Does this sound normal to you?




P.S. I checked with a sound meter and its @50db.


----------



## Madhav (29 Mar 2017)

there is another thread with similar problem going on...
you do the bucket test and see whether the pump head alone is silent or not
the thread is here...
https://www.ukaps.org/forum/threads/just-set-up-a-fluval-306-extremely-noisy.49116/



Madhav said:


> Just try this with your head before you invest any further.
> 
> 
> 
> Sent from my HUAWEI GRA-UL00 using Tapatalk


----------



## DavidW (10 Apr 2017)

Hi I recently bought a Eheim ecco pro filter to replace an old Aqua One Aquis 500. It was a lot noisier than the Aqua One, then I realised I had forgotten to stick the rubber feet on the bottom. Doing this did reduce the noise but it's still not as quiet as the old Aqua one I had


----------



## xim (10 Apr 2017)

That sounds like when one of my 2217's impeller is worn out and losing balance. It is dead silent now with a new impeller set. But yours are new and it makes me concerned the next time I buy the part because it seems their QC is getting worse since there are quite a few unhappy first time buyers.


----------



## roadmaster (10 Apr 2017)

If impeller is new,filter is new, then might look and see if rubber bushing's that fit on both end's of the ceramic shaft are in place.
The rubber bushing's are placed on the impeller shaft and the one on the end of the shaft that sit's inside the impeller well are easily lost or sometimes become worn.
Need to look down inside the impeller well and see if the bushing is there .
Other bushing usually found inside top locking mechanisim that you twist/push down(gently) to hold the impeller assembly closed.


----------



## Ovidiu (10 Apr 2017)

Update:

I tried what @Madhav suggested and while i was assembling the rotor back together i accidentally broke the impeller shaft. By the way the sound was no different and the rubber bushing's were in their place.

After i bought a new ceramic shaft with new rubber bushings i left it working for 48 hrs with no improvement whatsoever. I have already sent the head pump back to germany for repairs.

I am really dissapointed with the eheim filter, especially the classic ones because i paid like 120 euros and it didnt even came with media or double tap connectors like i have seen everywhere on the internet. For nearly the same price i can buy another hydor proffesional 600 which is better and soon people will start to realise this aswell.

P.S: I think the good eheims are the old ones made in Germany and not the new ones coming from China.


----------



## Progen (17 Apr 2017)

Usually what I do for noisy impellers is to remove everything that can be removed, dismantle, clean and reassemble. I believe that a high quality and well made assembly should be self centering but with even big manufacturers cutting costs nowadays, we might need to repeat the process a few times before it seats properly.

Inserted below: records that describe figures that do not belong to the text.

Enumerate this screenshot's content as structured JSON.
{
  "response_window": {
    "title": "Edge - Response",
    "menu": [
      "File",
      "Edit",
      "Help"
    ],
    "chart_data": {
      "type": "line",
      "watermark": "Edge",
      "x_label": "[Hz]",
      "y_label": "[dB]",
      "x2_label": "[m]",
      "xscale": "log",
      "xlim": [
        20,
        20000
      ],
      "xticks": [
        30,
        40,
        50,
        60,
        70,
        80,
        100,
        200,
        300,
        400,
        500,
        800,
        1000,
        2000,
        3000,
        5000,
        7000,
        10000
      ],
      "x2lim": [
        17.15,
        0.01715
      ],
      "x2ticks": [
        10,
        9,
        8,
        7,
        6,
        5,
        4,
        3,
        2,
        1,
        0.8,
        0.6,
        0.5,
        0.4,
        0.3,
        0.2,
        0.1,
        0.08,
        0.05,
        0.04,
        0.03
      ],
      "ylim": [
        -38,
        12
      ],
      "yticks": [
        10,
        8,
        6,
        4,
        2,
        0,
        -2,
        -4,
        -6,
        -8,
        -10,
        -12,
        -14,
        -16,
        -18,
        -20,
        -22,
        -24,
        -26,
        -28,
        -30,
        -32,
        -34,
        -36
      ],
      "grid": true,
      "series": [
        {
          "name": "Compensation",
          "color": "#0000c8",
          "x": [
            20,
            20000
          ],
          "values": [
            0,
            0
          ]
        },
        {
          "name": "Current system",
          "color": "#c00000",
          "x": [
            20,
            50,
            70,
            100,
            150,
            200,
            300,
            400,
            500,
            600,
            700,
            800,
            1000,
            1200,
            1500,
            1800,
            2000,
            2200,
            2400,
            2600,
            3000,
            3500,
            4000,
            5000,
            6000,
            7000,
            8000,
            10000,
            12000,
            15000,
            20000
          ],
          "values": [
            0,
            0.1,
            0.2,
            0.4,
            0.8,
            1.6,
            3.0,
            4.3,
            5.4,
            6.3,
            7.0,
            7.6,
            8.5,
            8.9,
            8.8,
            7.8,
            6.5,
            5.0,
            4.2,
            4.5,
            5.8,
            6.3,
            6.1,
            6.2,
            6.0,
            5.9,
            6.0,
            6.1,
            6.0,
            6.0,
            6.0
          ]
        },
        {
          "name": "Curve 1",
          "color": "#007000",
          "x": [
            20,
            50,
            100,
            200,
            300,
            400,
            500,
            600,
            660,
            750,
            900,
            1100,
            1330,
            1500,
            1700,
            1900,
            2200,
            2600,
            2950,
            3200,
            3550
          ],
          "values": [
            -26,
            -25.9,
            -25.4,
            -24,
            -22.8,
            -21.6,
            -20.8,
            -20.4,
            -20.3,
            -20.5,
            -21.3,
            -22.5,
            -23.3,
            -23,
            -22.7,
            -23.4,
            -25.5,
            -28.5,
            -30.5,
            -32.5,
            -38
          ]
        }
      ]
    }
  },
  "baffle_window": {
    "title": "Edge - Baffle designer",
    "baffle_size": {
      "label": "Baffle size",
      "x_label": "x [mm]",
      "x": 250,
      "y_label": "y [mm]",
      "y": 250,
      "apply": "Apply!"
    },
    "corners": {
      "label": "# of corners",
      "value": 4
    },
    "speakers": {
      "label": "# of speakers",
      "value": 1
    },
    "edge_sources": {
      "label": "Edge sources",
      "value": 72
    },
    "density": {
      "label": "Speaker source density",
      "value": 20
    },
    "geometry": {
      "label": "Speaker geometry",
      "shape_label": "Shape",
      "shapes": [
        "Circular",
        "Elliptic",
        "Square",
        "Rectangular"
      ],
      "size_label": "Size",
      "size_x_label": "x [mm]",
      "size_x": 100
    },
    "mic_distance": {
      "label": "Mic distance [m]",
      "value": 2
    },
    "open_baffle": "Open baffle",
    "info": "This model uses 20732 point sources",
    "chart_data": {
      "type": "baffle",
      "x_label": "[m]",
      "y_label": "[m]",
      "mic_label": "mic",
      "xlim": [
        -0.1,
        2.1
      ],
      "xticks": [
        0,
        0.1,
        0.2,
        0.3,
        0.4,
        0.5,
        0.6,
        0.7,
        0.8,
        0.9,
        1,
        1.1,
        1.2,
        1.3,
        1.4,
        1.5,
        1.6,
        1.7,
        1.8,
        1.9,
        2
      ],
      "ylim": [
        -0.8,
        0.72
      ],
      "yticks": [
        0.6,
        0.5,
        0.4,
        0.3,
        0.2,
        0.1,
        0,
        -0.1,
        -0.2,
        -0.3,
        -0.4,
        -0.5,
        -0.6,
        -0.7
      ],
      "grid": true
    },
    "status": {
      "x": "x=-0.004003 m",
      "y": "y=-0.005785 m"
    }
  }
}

Look at it this way. An impeller unit and its chamber is far from a high tech combustion engine with variable valve timing and stuff. There's not much that can go wrong and not much to look out for when things do.

 Ifit's noisy, it's usually because of slightly bent shafts (highly unlikely if ceramic), worn / defective / damaged fins or foreign objects.

As most of you have commented, your previous and possibly cheaper filters were quieter and I'm pretty happy with my cheapo Owl (never heard of this brand, right) canister filter which is just a metre odd from my head when I'm asleep. That's why I think it's not something complex that's gone wrong.


----------